There's not in the end all that much point having more memory than you can compute on in a reasonable time. So I think probably the useful amount tops out in the 128GB range where you can still run a 70b model and get a useful token rate out of it.
Memory prices will rise short term and generally fall long term, even with the current supply hiccup the answer is to just build out more capacity (which will happen if there is healthy competition). I meant, I expect the other mobile chip providers to adopt unified architecture and beefy GPU cores on chip and lots of bandwidth to connect it to memory (at the max or ultra level, at least), I think AMD is already doing UM at least?
> Memory prices will rise short term and generally fall long term, even with the current supply hiccup the answer is to just build out more capacity (which will happen if there is healthy competition)
Don't worry! Sam Altman is on it. Making sure there never is healthy competition that is.
Do you not think that some DRAM producer isn't going to see the high margins as a signal to create more capacity to get ahead of the other DRAM producers? This is how it always has worked before, but somehow it is different this time?

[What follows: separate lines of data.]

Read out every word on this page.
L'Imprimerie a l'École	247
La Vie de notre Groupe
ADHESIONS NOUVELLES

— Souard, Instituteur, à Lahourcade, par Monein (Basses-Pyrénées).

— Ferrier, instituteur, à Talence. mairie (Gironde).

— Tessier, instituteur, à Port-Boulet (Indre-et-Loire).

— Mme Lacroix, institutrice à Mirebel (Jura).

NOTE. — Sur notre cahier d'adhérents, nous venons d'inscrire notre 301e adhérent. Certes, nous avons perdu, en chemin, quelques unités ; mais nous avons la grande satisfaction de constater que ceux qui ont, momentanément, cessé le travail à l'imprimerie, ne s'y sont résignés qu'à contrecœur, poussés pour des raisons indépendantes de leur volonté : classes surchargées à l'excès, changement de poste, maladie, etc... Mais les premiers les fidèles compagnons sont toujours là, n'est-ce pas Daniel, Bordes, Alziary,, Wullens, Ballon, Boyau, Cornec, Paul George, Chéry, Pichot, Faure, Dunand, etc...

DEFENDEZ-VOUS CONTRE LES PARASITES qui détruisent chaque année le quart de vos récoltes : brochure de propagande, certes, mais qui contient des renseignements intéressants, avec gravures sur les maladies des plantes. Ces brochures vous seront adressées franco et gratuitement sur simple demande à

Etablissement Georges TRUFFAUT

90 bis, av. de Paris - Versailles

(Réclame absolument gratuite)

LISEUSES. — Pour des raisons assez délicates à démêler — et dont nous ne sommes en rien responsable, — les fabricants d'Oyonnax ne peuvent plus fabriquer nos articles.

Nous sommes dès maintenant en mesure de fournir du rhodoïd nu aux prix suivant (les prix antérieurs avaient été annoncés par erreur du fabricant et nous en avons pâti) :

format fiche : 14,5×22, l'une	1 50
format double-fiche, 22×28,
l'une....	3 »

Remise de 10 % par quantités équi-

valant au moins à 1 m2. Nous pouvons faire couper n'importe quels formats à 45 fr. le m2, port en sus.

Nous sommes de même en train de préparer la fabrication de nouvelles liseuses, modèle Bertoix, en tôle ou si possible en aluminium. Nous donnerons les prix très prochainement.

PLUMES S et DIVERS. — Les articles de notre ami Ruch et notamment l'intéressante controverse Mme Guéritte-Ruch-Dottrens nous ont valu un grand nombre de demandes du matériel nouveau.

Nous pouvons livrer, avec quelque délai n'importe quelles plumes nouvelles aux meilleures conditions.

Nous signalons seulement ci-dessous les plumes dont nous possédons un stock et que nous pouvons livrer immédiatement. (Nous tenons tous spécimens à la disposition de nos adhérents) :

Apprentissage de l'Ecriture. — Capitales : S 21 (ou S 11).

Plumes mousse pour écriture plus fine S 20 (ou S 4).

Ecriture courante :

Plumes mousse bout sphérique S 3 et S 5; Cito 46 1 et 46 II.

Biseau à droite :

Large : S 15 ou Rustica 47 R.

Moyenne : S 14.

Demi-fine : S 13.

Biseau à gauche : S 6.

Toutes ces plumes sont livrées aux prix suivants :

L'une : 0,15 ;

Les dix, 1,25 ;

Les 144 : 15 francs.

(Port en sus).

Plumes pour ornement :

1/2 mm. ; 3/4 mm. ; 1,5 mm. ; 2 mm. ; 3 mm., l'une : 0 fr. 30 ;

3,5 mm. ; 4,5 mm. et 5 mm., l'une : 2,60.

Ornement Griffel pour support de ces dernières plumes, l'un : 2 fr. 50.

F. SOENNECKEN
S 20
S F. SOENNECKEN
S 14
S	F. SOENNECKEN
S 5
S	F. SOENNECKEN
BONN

> Do you not think that some DRAM producer isn't going to see the high margins as a signal to create more capacity to get ahead of the other DRAM producers?
They took the bite during COVID and failed, so there's still fear from over supply.
It only works if they collude on keeping supply steady. If anyone gets greedy for a bigger share of the AI pie, then it implodes quickly. Not all DRAM is made in South Korea so some nationalism will muddy the waters as well.
High margins are exactly what should create a strong incentive to build more capacity. But that dynamic has been tamped down so far because we're all scared of a possible AI bubble that might pop at any moment.